Amid the current pandemic, many cultural heritage institutions find themselves vulnerable to the risks of fire, flood, typhoons, earthquakes, and other such hazard events. The threats are however, not just limited to natural hazards, but also include man-made causes like looting, chemical explosions and armed conflicts. Often, heritage professionals are confronted with complex scenarios, where one hazard overlaps with another to create an even larger disaster. Recent examples include the floods in large parts of Asia, which coincided with the COVID-19 outbreak, making it difficult for emergency responders to divert already stretched resources to safeguard heritage collections and sites.
The heritage field therefore needs to shift its focus away from the treatment of individual hazards. Instead, the planning for disaster risk management should be broadened in scope to manage intricate scenarios in which cascading risks could come together to cause substantial damage to heritage, far exceeding institutional capacities to cope. In other words, a multidimensional perspective for reducing the risk of disasters is essential.
Moving away from a single hazard treatment approach, this international course offers a unique learning opportunity to protect heritage collections in more complex and real scenarios, with several overlapping hazards, such as an earthquake and fire.
Organized within the ICCROM programme framework of CollAsia and First Aid and Resilience in Times of Crisis, this blended course seeks to develop multi-hazard disaster risk management strategies for cultural heritage collections in Southeast Asia and beyond.
The aim is to broaden the scope of planning for disaster risk management in heritage institutions, and empower movable heritage professionals by enhancing their ability, to reduce the disaster risk for their respective collections in the context of a changing climate, limited resources, and an ongoing public health crisis.
Tailored to the diverse institutional contexts, which may include, but are not limited to libraries, archives, museums, places of worship or community managed cultural heritage centres, this course will combine:
- two-week online learning;
- one week in-person hands-on training in Manila, Philippines; and,
- a three-month post-training project with mentoring support.

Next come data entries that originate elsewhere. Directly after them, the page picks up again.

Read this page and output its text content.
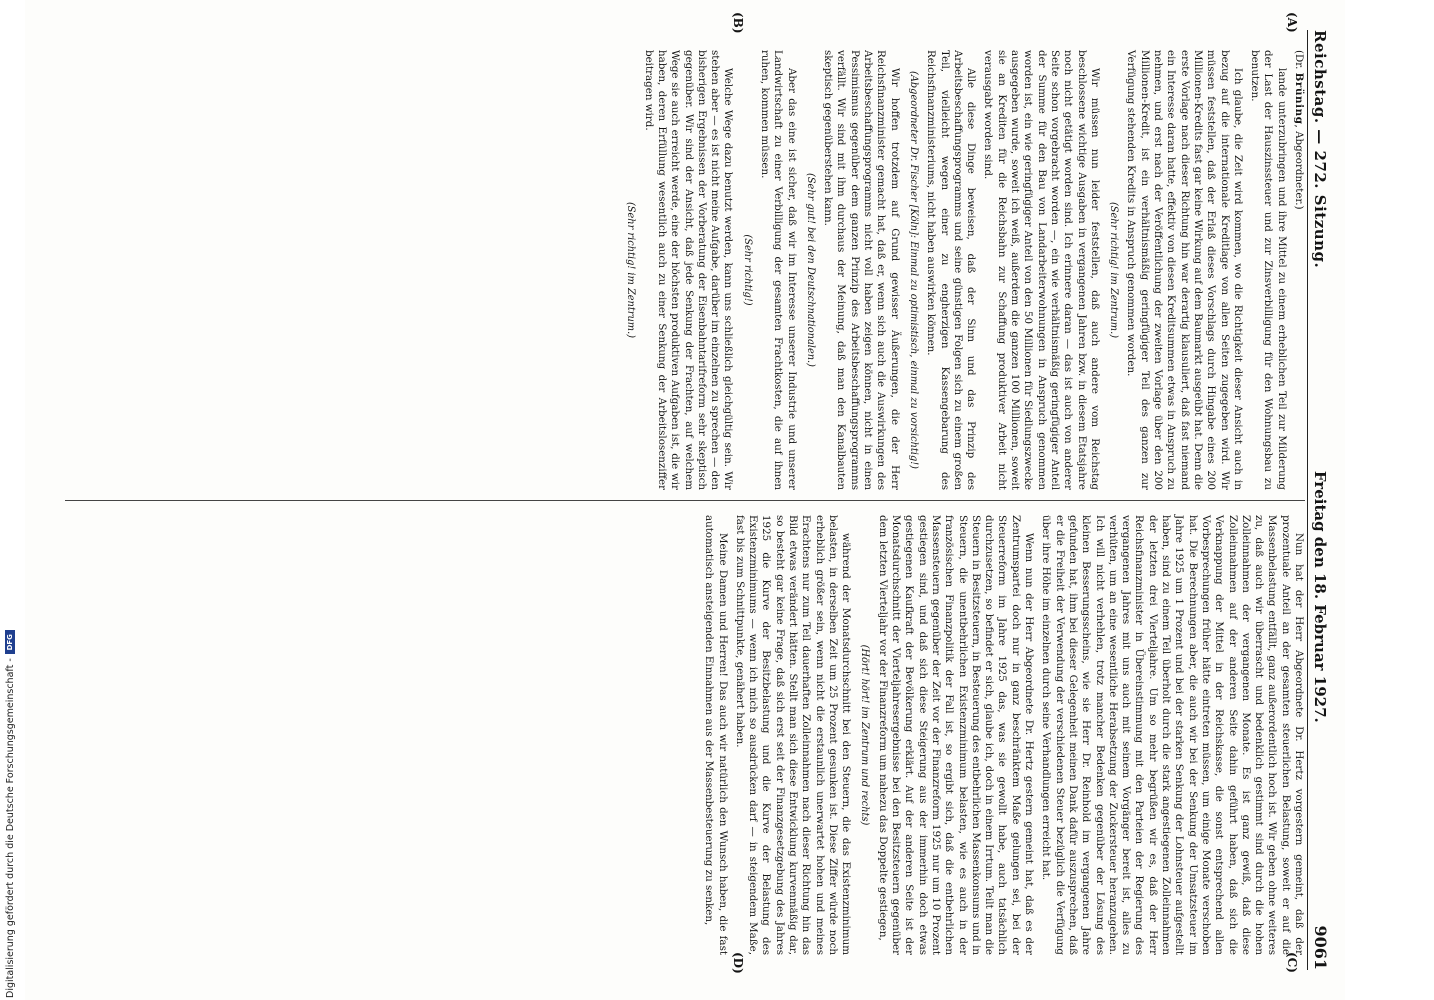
Reichstag. — 272. Sitzung.
Freitag den 18. Februar 1927.
9061
(A)
(B)
(C)
(D)

(Dr. Brüning, Abgeordneter.)

lande unterzubringen und ihre Mittel zu einem erheblichen Teil zur Milderung der Last der Hauszinssteuer und zur Zinsverbilligung für den Wohnungsbau zu benutzen.

Ich glaube, die Zeit wird kommen, wo die Richtigkeit dieser Ansicht auch in bezug auf die internationale Kreditlage von allen Seiten zugegeben wird. Wir müssen feststellen, daß der Erlaß dieses Vorschlags durch Hingabe eines 200 Millionen-Kredits fast gar keine Wirkung auf dem Baumarkt ausgeübt hat. Denn die erste Vorlage nach dieser Richtung hin war derartig klausuliert, daß fast niemand ein Interesse daran hatte, effektiv von diesen Kreditsummen etwas in Anspruch zu nehmen, und erst nach der Veröffentlichung der zweiten Vorlage über den 200 Millionen-Kredit, ist ein verhältnismäßig geringfügiger Teil des ganzen zur Verfügung stehenden Kredits in Anspruch genommen worden.

(Sehr richtig! im Zentrum.)

Wir müssen nun leider feststellen, daß auch andere vom Reichstag beschlossene wichtige Ausgaben in vergangenen Jahren bzw. in diesem Etatsjahre noch nicht getätigt worden sind. Ich erinnere daran — das ist auch von anderer Seite schon vorgebracht worden —, ein wie verhältnismäßig geringfügiger Anteil der Summe für den Bau von Landarbeiterwohnungen in Anspruch genommen worden ist, ein wie geringfügiger Anteil von den 50 Millionen für Siedlungszwecke ausgegeben wurde, soweit ich weiß, außerdem die ganzen 100 Millionen, soweit sie an Krediten für die Reichsbahn zur Schaffung produktiver Arbeit nicht verausgabt worden sind.

Alle diese Dinge beweisen, daß der Sinn und das Prinzip des Arbeitsbeschaffungsprogramms und seine günstigen Folgen sich zu einem großen Teil, vielleicht wegen einer zu engherzigen Kassengebarung des Reichsfinanzministeriums, nicht haben auswirken können.

(Abgeordneter Dr. Fischer [Köln]: Einmal zu optimistisch, einmal zu vorsichtig!)

Wir hoffen trotzdem auf Grund gewisser Äußerungen, die der Herr Reichsfinanzminister gemacht hat, daß er, wenn sich auch die Auswirkungen des Arbeitsbeschaffungsprogramms nicht voll haben zeigen können, nicht in einen Pessimismus gegenüber dem ganzen Prinzip des Arbeitsbeschaffungsprogramms verfällt. Wir sind mit ihm durchaus der Meinung, daß man den Kanalbauten skeptisch gegenüberstehen kann.

(Sehr gut! bei den Deutschnationalen.)

Aber das eine ist sicher, daß wir im Interesse unserer Industrie und unserer Landwirtschaft zu einer Verbilligung der gesamten Frachtkosten, die auf ihnen ruhen, kommen müssen.

(Sehr richtig!)

Welche Wege dazu benutzt werden, kann uns schließlich gleichgültig sein. Wir stehen aber — es ist nicht meine Aufgabe, darüber im einzelnen zu sprechen — den bisherigen Ergebnissen der Vorberatung der Eisenbahntarifreform sehr skeptisch gegenüber. Wir sind der Ansicht, daß jede Senkung der Frachten, auf welchem Wege sie auch erreicht werde, eine der höchsten produktiven Aufgaben ist, die wir haben, deren Erfüllung wesentlich auch zu einer Senkung der Arbeitslosenziffer beitragen wird.

(Sehr richtig! im Zentrum.)

Nun hat der Herr Abgeordnete Dr. Hertz vorgestern gemeint, daß der prozentuale Anteil an der gesamten steuerlichen Belastung, soweit er auf die Massenbelastung entfällt, ganz außerordentlich hoch ist. Wir geben ohne weiteres zu, daß auch wir überrascht und bedenklich gestimmt sind durch die hohen Zolleinnahmen der vergangenen Monate. Es ist ganz gewiß, daß diese Zolleinnahmen auf der anderen Seite dahin geführt haben, daß sich die Verknappung der Mittel in der Reichskasse, die sonst entsprechend allen Vorbesprechungen früher hätte eintreten müssen, um einige Monate verschoben hat. Die Berechnungen aber, die auch wir bei der Senkung der Umsatzsteuer im Jahre 1925 um 1 Prozent und bei der starken Senkung der Lohnsteuer aufgestellt haben, sind zu einem Teil überholt durch die stark angestiegenen Zolleinnahmen der letzten drei Vierteljahre. Um so mehr begrüßen wir es, daß der Herr Reichsfinanzminister in Übereinstimmung mit den Parteien der Regierung des vergangenen Jahres mit uns auch mit seinem Vorgänger bereit ist, alles zu verhüten, um an eine wesentliche Herabsetzung der Zuckersteuer heranzugehen. Ich will nicht verhehlen, trotz mancher Bedenken gegenüber der Lösung des kleinen Besserungsscheins, wie sie Herr Dr. Reinhold im vergangenen Jahre gefunden hat, ihm bei dieser Gelegenheit meinen Dank dafür auszusprechen, daß er die Freiheit der Verwendung der verschiedenen Steuer bezüglich die Verfügung über ihre Höhe im einzelnen durch seine Verhandlungen erreicht hat.

Wenn nun der Herr Abgeordnete Dr. Hertz gestern gemeint hat, daß es der Zentrumspartei doch nur in ganz beschränktem Maße gelungen sei, bei der Steuerreform im Jahre 1925 das, was sie gewollt habe, auch tatsächlich durchzusetzen, so befindet er sich, glaube ich, doch in einem Irrtum. Teilt man die Steuern in Besitzsteuern, in Besteuerung des entbehrlichen Massenkonsums und in Steuern, die unentbehrlichen Existenzminimum belasten, wie es auch in der französischen Finanzpolitik der Fall ist, so ergibt sich, daß die entbehrlichen Massensteuern gegenüber der Zeit vor der Finanzreform 1925 nur um 10 Prozent gestiegen sind, und daß sich diese Steigerung aus der immerhin doch etwas gestiegenen Kaufkraft der Bevölkerung erklärt. Auf der anderen Seite ist der Monatsdurchschnitt der Vierteljahresergebnisse bei den Besitzsteuern gegenüber dem letzten Vierteljahr vor der Finanzreform um nahezu das Doppelte gestiegen,

(Hört! hört! im Zentrum und rechts)

während der Monatsdurchschnitt bei den Steuern, die das Existenzminimum belasten, in derselben Zeit um 25 Prozent gesunken ist. Diese Ziffer würde noch erheblich größer sein, wenn nicht die erstaunlich unerwartet hohen und meines Erachtens nur zum Teil dauerhaften Zolleinnahmen nach dieser Richtung hin das Bild etwas verändert hätten. Stellt man sich diese Entwicklung kurvenmäßig dar, so besteht gar keine Frage, daß sich erst seit der Finanzgesetzgebung des Jahres 1925 die Kurve der Besitzbelastung und die Kurve der Belastung des Existenzminimums — wenn ich mich so ausdrücken darf — in steigendem Maße, fast bis zum Schnittpunkte, genähert haben.

Meine Damen und Herren! Das auch wir natürlich den Wunsch haben, die fast automatisch ansteigenden Einnahmen aus der Massenbesteuerung zu senken,

Digitalisierung gefördert durch die Deutsche Forschungsgemeinschaft -
DFG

At the end of the training, participants will be able to:
- assess risks and develop realistic scenarios to guide risk reduction and preparedness for their respective collections;
- liaise with key disaster risk management actors and stakeholders in their respective local contexts;
- reduce disaster risk and enhance preparedness for heritage collections in and beyond their respective institutions;
- provide coordinated and time sensitive first aid to heritage collections in the event of complex emergencies;
- engage communities in disaster risk management of heritage collections and train volunteers; and,
build local teams of cultural heritage first aiders.